Table of Contents
Product & Engineering
Carousell: Chatbot
Carousell uses Zendesk to power their support help desk which contained written articles and a chatbot. Their chatbot didn't allow us to configure the chat journeys and their recommendations systems wasn't tuned for us, and it was costing Carousell around Rs. 7-8L/month. A senior engineer had done some initial exploration and written a few RFCs on how to architect the system. The work was split in backend and frontend and I was responsible to take the RFC and implement it for the backend. We had a separate engineer to setup parts of frontend since I wasn't well versed with frontend. Carousell has open-sourced Orion framework which it uses internally to power all the microservices and I was responsible for creating, owning and maintaining a new microservice. I had been given very well defined work with objective metrics for work well done and I got all the help I needed. This seemed a perfect way to get started as someone fresh out of college.

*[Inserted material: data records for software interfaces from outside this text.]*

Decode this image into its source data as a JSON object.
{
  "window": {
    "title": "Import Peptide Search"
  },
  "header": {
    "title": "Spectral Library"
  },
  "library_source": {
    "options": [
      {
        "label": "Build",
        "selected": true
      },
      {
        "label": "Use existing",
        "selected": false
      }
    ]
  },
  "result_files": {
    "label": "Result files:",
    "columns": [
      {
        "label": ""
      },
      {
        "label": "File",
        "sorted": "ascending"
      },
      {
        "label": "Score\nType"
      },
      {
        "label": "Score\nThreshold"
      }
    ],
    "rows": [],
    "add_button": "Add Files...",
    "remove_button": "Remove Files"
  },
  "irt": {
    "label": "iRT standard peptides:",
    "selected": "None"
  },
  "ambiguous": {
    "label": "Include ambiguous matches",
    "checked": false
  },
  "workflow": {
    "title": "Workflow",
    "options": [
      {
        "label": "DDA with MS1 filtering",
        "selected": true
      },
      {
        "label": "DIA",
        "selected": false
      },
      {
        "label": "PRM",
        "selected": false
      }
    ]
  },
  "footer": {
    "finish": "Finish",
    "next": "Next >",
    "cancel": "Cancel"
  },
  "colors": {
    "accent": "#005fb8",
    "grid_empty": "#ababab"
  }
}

My manager and a senior understood the importance of learning how to slice up the work and after I did some explorations, we all sat together to slice up the tasks, create JIRA tickets, and schedule them. They believed in giving me as much freedom as required but intervening when something was taking more time than expected and that's how I learned to time-box issues so that they don't end up dragging me. Since our team didn't have a frontend engineer, we had asked for help from another team, and he managed to setup the barebones and did a handover before the backend was ready. This had a lucky coincidence since I was looking to get my hands dirty with frontend.

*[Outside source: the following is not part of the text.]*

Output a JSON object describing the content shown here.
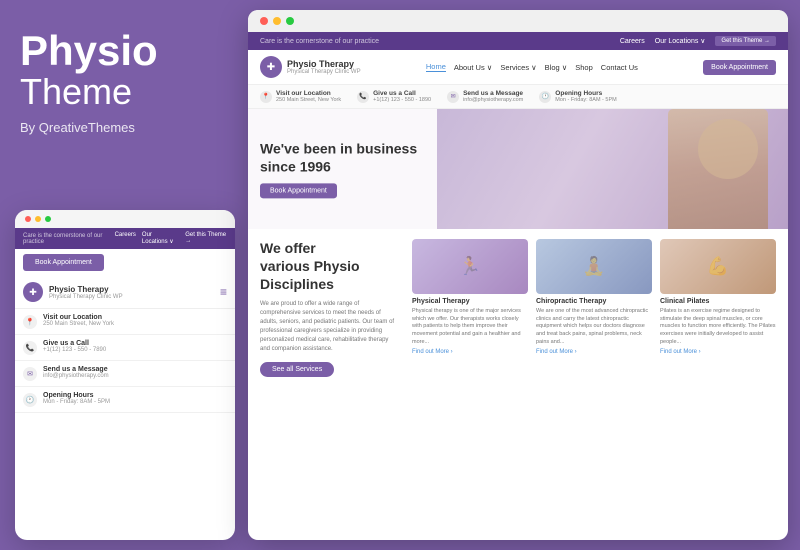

We had planned for two phases, where in the first phase, we would release it only in one language (English) and see how it's working out before choosing to release for multiple languages. After the backend was done, I integrated it with the frontend, did testing, put it behind feature flags for a controlled roll out and finally released it. I was so overjoyed once we started small roll outs and saw it working properly. We then did a full roll out that same work and it was getting some serious amount of users. This was the first piece of software that I had put in production which was accessed by so many users.
Then came time for Phase II, the DB was designed in a way to accommodate for multiple languages because this requirement was known at the time of designing, so we just had to wait for the translations to arrive so that we could get started. After the translations came, only a month of work was required in backend and frontend to release it in production. Again, we did a controlled roll out and after a month of a full roll out, it had around 50k users a day. My software had never reached this wide an audience earlier, and I was overjoyed that it worked properly. In the full year after release, we had only one downtime, and it worked correctly without any maintenance long after I was gone.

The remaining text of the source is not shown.